Three Days in Moscow

If you happen to be one of my scant few followers on Twitter, you would have learned that I spent much of last week in Moscow. I was invited there to give two speeches on the changed dynamics of PR these last few years. The audience: about 100 corporate communications chiefs from Russia’s largest companies. More on that in a second.

First, I should tell you that Moscow is a grimy city with horrendous traffic. Not only is the traffic terrible, but virtually every car is caked with dirt and all drivers behave like belligerent NYC taxi drivers playing chicken in traffic. Moreover, every Russian taxi driver tried to gouge me on the fare. This born-and-bred New Yorker had to haggle big time.

On the other hand, the Moscow Metro, dug deep under this bustling city, is a model of efficiency. The trains run every 50 seconds, each station is artistically and architecturally distinct, the cost to ride is 20 rubles (less than a $1), and the platforms are busy and apparently safe throughout the night. Could there be a Hopstop in its future?

Muscovites think their city is heads above all others. One woman tried to convince me that Moscow’s restaurants make New York City’s pale in comparison. Huh? I credited that notion to too much vodka in her daily diet. Still, the people are friendly and I didn’t notice any of the cloak and dagger stuff.

No matter what you say about Moscow, one thing’s for sure: it is most definitely a boom town. Someone told me that 30 billionaires and 100,000 millionaires live there. It is the epicenter of all business. St. Petersburg may be pretty, but it’s no Moscow when it comes to defining the new Russia. I should say that this blogger was a bit bothered by all that wealth, not so much because he could use some of it, but more for how it so blatantly manifested in clothes, cars and conspicuous consumption. Muscovites proudly and overtly display their new-found materialistic trappings.

My presentation focused on how the changed media landscape and the empowerment of citizens as journalists have caused a major re-think in how companies engage their customers. One attendee found it incredulous that a blogger would have the audacity to denigrate a company’s reputation, as was the case with the Comcast repairman video or Jeff Jarvis’s rants against Dell. Another asked whether it’s even legal to write negatively about a company or person. I cited the First Amendment, but also referenced the lawsuit brought against two former employees by Apple for divulging trade secrets.

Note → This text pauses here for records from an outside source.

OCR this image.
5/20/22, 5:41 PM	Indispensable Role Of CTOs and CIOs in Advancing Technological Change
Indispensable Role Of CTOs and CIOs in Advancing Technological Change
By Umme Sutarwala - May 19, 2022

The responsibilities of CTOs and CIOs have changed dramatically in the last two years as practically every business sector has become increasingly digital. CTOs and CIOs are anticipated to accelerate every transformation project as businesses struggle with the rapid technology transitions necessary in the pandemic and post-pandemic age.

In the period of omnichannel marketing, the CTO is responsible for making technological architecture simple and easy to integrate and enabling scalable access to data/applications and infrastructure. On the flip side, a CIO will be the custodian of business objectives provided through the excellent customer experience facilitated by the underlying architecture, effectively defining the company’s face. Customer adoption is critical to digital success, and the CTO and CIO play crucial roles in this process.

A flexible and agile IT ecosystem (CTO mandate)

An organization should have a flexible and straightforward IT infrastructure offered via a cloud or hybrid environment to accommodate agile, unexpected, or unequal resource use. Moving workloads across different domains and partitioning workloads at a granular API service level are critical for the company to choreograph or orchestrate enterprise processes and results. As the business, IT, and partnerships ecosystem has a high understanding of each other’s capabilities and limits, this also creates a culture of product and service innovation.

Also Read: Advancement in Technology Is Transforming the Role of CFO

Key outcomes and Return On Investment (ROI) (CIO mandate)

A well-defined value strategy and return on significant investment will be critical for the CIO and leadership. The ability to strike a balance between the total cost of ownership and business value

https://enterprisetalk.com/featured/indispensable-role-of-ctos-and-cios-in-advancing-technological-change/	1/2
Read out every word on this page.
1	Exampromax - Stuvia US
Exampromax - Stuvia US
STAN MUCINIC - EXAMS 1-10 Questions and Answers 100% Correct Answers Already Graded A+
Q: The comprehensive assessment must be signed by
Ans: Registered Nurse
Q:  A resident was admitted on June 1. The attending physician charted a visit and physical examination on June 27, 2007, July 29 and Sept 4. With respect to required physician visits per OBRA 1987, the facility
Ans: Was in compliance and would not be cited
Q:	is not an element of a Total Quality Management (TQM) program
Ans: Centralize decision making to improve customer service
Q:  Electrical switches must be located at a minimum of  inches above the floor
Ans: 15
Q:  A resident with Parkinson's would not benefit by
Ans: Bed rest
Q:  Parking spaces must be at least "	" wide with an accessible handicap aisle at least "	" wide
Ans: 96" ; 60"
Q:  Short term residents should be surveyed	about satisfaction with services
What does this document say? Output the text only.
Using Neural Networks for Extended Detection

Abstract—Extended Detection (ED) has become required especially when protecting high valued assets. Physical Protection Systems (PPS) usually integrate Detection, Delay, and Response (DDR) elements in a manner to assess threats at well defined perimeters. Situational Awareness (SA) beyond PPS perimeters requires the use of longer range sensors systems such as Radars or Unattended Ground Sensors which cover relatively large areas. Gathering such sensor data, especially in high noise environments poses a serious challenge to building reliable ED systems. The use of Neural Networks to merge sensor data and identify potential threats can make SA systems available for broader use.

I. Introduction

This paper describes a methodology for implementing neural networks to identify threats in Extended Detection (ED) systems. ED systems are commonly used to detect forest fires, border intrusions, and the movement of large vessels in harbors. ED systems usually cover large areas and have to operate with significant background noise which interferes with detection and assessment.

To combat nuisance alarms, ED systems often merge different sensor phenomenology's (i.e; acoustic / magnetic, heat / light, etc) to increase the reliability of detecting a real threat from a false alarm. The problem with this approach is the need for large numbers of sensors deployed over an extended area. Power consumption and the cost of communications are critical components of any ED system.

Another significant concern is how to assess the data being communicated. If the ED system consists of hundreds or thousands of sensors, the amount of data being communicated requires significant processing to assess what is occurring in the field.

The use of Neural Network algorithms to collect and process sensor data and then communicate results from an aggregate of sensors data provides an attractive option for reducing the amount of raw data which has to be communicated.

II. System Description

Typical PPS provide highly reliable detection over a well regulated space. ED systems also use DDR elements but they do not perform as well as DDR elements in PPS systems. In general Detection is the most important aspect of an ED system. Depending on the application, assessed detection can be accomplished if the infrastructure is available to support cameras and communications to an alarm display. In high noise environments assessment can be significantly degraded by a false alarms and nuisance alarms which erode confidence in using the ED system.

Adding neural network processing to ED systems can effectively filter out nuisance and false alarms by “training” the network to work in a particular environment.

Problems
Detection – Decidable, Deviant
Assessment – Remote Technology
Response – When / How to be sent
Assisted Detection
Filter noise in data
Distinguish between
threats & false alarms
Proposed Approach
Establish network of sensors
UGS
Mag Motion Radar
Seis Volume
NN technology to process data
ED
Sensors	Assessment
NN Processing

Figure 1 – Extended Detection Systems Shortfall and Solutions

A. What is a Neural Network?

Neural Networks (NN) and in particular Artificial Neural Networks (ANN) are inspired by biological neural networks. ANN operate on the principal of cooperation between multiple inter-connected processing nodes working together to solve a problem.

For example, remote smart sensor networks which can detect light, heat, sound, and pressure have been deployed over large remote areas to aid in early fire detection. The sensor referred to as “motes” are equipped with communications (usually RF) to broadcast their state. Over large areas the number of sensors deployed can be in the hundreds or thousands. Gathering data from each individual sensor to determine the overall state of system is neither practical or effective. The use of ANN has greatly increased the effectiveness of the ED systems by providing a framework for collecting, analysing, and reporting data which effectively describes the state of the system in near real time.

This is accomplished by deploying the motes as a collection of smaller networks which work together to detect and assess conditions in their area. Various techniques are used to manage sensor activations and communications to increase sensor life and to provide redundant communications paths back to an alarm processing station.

I provided examples of CEOs who blog and companies that encourage/empower their employees to blog to demonstrate greater transparency…and hopefully improved reputations. I discussed the growing importance of search, and the migration of media consumers from offline to online, time-shifting included. I showed examples of some companies seeking the magic elixir for that holy grail of marketing – positive viral WOM — sometimes with unforeseen and unintended consequences.

Finally, I did have a chance to attend a party celebrating the one-year anniversary of “Business FM,” a new Moscow-based terrestrial radio station that its lawyer told me had gained profitability in less than five months. Held at the newly opened European Trade Center, an all-glass modern shopping mall on the Moscow River, the party, like everything else in monied Moscow, was totally over-the-top.

White tablecloths, expensive cognac and vodka on every table, revelers dressed to the nines, a ten-piece R&B band from the UK, cigar bar, and come-ons from Mercedes, real estate purveyors, jewelry dealers, etc. My companion asked me whether U.S. radio stations threw similar parties. I thought of the current travails of Clear Channel, smiled, and said, “No.”